英文:
Styling cells in a gt table based on detection of a string in their contents
问题
我正在使用R中的gt()包,尝试根据单元格内容对它们进行样式设置,但遇到了一些困难。
这是一个最小的示例。
让我们从一个tibble my_data
开始:
my_data <- tibble(person = c('pablo','spots','harry'),
outcome_1 = c('good','bad','good'),
outcome_2 = c('good','good','bad'))
现在让我们尝试呈现一个gt表格,并对包含文本'bad'的单元格进行颜色设置,使它们变成红色。
my_data %>%
gt() %>%
tab_style(
style = list(
cell_fill(color = 'red'),
cell_text(weight = 'bold')),
locations = cells_body(
columns = starts_with('outcome_'),
rows = contains('bad')
)
)
但是它不起作用!包含单词'bad'的单元格应该具有粗体字重和红色背景。相反,我得到了...
文档中的locations
示例似乎非常简单。

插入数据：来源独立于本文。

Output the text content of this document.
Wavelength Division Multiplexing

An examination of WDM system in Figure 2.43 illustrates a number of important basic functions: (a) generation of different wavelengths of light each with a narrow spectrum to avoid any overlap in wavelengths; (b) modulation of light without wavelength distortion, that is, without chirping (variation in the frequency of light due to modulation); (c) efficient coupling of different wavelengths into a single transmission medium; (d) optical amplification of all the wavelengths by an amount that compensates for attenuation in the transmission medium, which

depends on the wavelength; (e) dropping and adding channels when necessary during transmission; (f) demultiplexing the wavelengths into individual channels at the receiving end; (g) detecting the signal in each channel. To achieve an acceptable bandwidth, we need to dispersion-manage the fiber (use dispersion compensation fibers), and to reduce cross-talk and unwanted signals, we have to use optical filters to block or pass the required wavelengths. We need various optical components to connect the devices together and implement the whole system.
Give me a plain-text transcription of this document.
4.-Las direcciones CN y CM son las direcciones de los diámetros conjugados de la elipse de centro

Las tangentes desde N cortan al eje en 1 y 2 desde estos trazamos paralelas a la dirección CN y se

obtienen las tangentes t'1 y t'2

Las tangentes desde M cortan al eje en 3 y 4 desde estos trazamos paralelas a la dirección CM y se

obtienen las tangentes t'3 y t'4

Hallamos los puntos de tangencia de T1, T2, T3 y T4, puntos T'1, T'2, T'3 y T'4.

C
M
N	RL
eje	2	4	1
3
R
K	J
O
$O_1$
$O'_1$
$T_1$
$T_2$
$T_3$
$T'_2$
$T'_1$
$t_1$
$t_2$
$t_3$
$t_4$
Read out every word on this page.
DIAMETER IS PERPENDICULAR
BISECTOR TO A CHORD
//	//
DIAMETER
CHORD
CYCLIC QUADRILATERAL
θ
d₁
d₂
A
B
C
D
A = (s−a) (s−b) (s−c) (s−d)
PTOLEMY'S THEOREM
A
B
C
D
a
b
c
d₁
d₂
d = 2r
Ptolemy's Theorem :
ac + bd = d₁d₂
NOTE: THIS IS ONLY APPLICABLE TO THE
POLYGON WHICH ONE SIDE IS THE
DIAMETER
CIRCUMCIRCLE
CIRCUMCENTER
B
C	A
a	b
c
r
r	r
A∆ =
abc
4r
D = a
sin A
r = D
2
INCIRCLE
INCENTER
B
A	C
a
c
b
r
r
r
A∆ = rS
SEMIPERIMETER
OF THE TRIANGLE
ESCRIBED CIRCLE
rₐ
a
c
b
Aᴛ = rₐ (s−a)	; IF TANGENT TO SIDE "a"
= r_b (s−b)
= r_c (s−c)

我正在遵循cells_body
的用法,根据我能看到的正确应用了starts_with
和contains
的选择助手。
那么问题是什么?我认为我在这里有一个基本的误解!
英文:
I am using the gt() package in R and am having a rough time trying to style my cells based on their content.
Here's a minimal example.
Let's start with a tibble, my_data
:
my_data <- tibble(person = c('pablo','spots','harry'),
outcome_1 = c('good','bad','good'),
outcome_2 = c('good','good','bad'))
Let's now try to render a gt table and color the cells that contain the text 'bad' so that they're red.
my_data |>
gt() |>
tab_style(
style = list(
cell_fill(color = 'red'),
cell_text(weight = 'bold')),
locations = cells_body(
columns = starts_with('outcome_'),
rows = contains('bad')
)
)
But it doesn't work! The cells containing the word 'bad' should have bold font weight and should have a red background. Instead I get...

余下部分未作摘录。